Commentaries
13:1-9 Israel was a peculiar people, and not to mingle with the nations. See the benefit of publicly reading the word of God; when it is duly attended to, it discovers to us sin and duty, good and evil, and shows wherein we have erred. We profit, when we are thus wrought upon to separate from evil. Those that would drive sin out of their hearts, the living temples, must throw out its household stuff, and all the provision made for it; and take away all the things that are the food and fuel of lust; this is really to mortify it. When sin is cast out of the heart by repentance, let the blood of Christ be applied to it by faith, then let it be furnished with the graces of God's Spirit, for every good work.
CHAPTER 13
Ne 13:1-9. Upon the Reading of the Law Separation Is Made from the Mixed Multitude.

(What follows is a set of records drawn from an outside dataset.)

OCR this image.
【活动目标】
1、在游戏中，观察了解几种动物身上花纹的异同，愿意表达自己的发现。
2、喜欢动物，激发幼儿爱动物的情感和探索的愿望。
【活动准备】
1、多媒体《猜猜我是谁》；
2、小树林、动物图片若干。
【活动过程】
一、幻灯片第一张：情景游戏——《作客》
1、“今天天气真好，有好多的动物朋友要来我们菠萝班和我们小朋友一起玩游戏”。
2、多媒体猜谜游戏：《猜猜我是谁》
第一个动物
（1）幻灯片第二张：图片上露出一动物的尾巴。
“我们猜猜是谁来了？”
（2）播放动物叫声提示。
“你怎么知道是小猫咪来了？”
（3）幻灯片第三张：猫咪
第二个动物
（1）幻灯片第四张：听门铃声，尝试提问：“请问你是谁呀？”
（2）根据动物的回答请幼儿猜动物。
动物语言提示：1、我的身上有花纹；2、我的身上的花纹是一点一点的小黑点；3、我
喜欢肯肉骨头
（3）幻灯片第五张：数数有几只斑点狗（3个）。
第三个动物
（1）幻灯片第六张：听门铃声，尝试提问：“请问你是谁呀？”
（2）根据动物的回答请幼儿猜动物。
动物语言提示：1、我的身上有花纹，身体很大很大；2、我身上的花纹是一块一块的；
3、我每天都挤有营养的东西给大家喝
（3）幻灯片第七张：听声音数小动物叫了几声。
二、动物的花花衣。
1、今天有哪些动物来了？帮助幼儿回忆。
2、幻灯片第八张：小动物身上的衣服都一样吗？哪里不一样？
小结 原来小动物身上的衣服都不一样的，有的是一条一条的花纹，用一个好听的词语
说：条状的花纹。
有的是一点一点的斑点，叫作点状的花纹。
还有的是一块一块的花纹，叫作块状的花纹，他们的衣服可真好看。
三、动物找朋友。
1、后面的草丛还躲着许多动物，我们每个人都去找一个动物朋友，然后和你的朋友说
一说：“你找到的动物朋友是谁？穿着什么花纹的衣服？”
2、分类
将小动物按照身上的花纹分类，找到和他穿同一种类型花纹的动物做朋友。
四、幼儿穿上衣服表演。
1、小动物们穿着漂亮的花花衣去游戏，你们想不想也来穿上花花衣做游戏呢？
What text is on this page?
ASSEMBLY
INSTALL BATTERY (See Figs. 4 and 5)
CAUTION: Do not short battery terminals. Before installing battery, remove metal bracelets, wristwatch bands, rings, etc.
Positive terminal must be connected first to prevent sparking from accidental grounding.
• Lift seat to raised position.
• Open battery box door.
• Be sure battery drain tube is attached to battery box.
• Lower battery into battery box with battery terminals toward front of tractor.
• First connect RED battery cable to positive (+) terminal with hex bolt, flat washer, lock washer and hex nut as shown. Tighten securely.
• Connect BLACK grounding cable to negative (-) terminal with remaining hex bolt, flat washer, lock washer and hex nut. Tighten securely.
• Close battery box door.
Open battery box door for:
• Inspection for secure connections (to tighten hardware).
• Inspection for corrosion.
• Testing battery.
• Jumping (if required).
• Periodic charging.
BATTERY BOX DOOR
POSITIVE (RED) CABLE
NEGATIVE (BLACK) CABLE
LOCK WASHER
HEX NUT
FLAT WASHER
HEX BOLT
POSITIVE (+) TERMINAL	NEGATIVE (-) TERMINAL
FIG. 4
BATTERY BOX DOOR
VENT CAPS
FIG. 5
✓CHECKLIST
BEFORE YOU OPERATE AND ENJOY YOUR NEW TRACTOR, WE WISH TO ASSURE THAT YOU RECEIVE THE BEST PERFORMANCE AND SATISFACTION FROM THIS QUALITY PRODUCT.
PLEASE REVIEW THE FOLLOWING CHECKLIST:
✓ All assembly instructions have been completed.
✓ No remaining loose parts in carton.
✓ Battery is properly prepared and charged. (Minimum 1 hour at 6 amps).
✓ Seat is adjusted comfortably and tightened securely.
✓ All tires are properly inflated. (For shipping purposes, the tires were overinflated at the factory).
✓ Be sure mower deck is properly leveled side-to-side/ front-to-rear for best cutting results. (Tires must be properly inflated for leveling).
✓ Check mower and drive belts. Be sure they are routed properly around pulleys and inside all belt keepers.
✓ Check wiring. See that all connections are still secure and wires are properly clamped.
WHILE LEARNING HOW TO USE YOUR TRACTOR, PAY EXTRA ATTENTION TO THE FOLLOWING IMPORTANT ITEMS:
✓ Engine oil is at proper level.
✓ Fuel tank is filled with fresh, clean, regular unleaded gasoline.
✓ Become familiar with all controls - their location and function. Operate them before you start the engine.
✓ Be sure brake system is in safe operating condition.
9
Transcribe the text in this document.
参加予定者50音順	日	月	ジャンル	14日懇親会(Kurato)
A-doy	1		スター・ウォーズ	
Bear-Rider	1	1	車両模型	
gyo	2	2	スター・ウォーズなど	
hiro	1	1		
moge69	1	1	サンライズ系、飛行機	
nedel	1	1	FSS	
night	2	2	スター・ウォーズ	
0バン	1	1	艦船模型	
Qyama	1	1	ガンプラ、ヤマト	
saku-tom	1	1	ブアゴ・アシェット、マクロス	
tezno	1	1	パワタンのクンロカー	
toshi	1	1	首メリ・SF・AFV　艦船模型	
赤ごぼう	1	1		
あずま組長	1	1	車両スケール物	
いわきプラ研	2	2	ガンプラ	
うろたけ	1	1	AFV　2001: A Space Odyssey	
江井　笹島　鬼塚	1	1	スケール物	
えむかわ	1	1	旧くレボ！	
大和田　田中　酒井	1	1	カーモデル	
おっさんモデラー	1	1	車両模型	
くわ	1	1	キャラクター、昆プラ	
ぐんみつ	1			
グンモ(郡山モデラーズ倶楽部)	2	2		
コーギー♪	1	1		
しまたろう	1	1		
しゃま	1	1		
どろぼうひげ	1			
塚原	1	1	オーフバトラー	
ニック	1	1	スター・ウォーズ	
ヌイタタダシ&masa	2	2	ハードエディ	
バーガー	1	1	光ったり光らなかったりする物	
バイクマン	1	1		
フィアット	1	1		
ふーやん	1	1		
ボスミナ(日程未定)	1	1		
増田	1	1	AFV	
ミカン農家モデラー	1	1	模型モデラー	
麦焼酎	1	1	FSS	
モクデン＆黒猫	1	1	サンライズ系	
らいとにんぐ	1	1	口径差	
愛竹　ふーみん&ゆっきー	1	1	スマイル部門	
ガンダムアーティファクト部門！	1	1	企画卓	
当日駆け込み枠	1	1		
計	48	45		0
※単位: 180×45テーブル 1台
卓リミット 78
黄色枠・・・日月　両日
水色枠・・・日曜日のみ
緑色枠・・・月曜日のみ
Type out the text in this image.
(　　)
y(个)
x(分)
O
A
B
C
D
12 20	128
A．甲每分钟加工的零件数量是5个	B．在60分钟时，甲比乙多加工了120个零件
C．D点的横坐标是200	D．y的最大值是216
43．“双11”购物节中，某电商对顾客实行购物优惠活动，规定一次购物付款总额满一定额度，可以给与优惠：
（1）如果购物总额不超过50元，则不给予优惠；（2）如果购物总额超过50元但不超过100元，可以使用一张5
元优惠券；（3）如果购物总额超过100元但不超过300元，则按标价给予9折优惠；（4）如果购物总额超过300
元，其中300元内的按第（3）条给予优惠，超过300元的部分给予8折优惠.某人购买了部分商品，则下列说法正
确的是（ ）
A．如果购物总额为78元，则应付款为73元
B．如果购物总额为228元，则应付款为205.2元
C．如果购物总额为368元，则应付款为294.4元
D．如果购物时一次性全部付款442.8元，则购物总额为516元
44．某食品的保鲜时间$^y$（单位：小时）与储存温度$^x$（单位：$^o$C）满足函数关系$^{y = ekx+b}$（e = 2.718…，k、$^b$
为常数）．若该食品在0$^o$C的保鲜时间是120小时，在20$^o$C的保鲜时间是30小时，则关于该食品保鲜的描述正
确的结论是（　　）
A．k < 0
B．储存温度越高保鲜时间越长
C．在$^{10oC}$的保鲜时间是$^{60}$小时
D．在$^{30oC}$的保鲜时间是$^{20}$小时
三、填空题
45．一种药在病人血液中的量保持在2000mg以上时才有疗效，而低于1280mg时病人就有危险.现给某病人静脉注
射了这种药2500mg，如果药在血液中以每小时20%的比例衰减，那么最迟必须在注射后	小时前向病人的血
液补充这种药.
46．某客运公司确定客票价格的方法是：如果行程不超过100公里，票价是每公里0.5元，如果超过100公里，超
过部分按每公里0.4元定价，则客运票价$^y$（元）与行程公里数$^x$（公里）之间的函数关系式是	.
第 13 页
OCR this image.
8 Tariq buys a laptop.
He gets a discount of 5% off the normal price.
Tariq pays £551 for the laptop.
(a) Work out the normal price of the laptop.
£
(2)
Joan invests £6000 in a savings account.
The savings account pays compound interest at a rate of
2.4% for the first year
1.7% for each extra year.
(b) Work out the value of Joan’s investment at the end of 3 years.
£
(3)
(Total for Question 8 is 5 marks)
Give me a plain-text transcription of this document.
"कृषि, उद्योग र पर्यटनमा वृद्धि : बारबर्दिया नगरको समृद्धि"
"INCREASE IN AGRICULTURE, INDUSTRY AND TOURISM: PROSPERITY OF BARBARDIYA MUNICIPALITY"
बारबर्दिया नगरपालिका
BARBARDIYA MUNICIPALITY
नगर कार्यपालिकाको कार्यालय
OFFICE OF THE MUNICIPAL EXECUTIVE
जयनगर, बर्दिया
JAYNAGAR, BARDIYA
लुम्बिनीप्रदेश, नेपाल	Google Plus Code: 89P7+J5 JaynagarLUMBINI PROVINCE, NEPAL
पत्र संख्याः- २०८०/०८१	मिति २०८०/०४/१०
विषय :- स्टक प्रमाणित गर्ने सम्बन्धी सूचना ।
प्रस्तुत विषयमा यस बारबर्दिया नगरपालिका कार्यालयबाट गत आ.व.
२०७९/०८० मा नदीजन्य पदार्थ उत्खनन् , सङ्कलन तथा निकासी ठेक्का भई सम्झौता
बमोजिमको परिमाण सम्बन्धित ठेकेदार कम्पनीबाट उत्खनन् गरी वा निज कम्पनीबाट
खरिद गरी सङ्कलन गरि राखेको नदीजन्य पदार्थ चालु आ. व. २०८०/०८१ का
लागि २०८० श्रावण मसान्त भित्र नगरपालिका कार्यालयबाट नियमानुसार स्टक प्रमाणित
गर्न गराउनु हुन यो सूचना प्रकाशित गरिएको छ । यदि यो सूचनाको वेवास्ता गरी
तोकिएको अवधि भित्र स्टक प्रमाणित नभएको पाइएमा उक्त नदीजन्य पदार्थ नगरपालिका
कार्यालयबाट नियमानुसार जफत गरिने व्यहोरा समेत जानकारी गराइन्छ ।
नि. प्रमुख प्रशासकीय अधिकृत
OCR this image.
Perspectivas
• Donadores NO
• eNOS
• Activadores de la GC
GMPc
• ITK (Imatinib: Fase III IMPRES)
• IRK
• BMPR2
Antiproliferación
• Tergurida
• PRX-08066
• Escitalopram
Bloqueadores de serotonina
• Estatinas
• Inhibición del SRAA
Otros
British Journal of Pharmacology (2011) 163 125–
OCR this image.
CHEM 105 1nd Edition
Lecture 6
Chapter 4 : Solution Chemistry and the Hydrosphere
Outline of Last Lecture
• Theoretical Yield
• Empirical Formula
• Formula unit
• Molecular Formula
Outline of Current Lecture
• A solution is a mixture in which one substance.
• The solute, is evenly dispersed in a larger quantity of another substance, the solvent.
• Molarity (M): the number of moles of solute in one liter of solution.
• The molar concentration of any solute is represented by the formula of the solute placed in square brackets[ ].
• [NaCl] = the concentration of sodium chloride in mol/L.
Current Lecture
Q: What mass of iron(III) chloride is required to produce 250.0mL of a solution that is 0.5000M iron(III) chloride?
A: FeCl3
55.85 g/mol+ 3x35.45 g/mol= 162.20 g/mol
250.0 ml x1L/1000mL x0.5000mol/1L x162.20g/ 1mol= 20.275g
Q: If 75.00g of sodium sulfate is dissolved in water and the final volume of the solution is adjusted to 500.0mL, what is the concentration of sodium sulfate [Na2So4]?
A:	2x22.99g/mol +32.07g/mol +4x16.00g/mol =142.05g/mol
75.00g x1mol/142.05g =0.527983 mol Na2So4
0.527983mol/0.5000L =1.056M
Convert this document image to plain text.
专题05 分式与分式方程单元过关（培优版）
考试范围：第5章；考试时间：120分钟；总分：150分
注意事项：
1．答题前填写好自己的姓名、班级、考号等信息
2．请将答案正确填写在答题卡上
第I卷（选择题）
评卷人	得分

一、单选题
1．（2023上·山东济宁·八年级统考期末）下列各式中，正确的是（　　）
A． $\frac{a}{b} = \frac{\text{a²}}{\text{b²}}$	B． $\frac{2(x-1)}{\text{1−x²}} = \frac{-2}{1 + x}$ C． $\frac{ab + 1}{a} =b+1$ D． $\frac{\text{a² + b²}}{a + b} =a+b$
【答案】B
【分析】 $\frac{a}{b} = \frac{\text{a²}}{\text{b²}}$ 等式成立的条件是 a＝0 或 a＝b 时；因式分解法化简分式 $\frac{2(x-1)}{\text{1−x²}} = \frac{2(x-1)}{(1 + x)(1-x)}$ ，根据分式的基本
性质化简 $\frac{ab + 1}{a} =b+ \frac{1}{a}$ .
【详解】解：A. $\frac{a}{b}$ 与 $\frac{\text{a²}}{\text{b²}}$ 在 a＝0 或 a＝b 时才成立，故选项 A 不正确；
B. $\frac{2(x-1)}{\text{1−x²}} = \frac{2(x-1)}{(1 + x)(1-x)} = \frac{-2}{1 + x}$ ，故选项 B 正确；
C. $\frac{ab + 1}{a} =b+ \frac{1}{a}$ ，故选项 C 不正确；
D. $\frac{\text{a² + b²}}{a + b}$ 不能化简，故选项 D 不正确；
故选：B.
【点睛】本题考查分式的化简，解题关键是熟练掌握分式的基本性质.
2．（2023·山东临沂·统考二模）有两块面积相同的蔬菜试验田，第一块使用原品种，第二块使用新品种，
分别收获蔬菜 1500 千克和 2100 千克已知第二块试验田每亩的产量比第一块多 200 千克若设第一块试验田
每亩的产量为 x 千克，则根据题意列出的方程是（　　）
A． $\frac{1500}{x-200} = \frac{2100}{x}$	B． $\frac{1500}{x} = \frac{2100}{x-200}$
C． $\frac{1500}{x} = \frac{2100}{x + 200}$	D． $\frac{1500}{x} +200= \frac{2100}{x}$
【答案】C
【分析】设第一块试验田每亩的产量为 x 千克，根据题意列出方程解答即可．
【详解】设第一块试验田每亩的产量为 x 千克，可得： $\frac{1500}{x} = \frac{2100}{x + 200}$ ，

1. On that day—This was not immediately consequent on the dedication of the city wall and gates, but after Nehemiah's return from the Persian court to Jerusalem, his absence having extended over a considerable period. The transaction here described probably took place on one of the periodical occasions for the public readings of the law, when the people's attention was particularly directed to some violations of it which called for immediate correction. There is another instance afforded, in addition to those which have already fallen under our notice, of the great advantages resulting from the public and periodical reading of the divine law. It was an established provision for the religious instruction of the people, for diffusing a knowledge and a reverence for the sacred volume, as well as for removing those errors and corruptions which might, in the course of time, have crept in.
the Ammonite and the Moabite should not come into the congregation of God for ever—that is, not be incorporated into the Israelitish kingdom, nor united in marriage relations with that people (De 23:3, 4). This appeal to the authority of the divine law led to a dissolution of all heathen alliances (Ne 9:2; Ezr 10:3).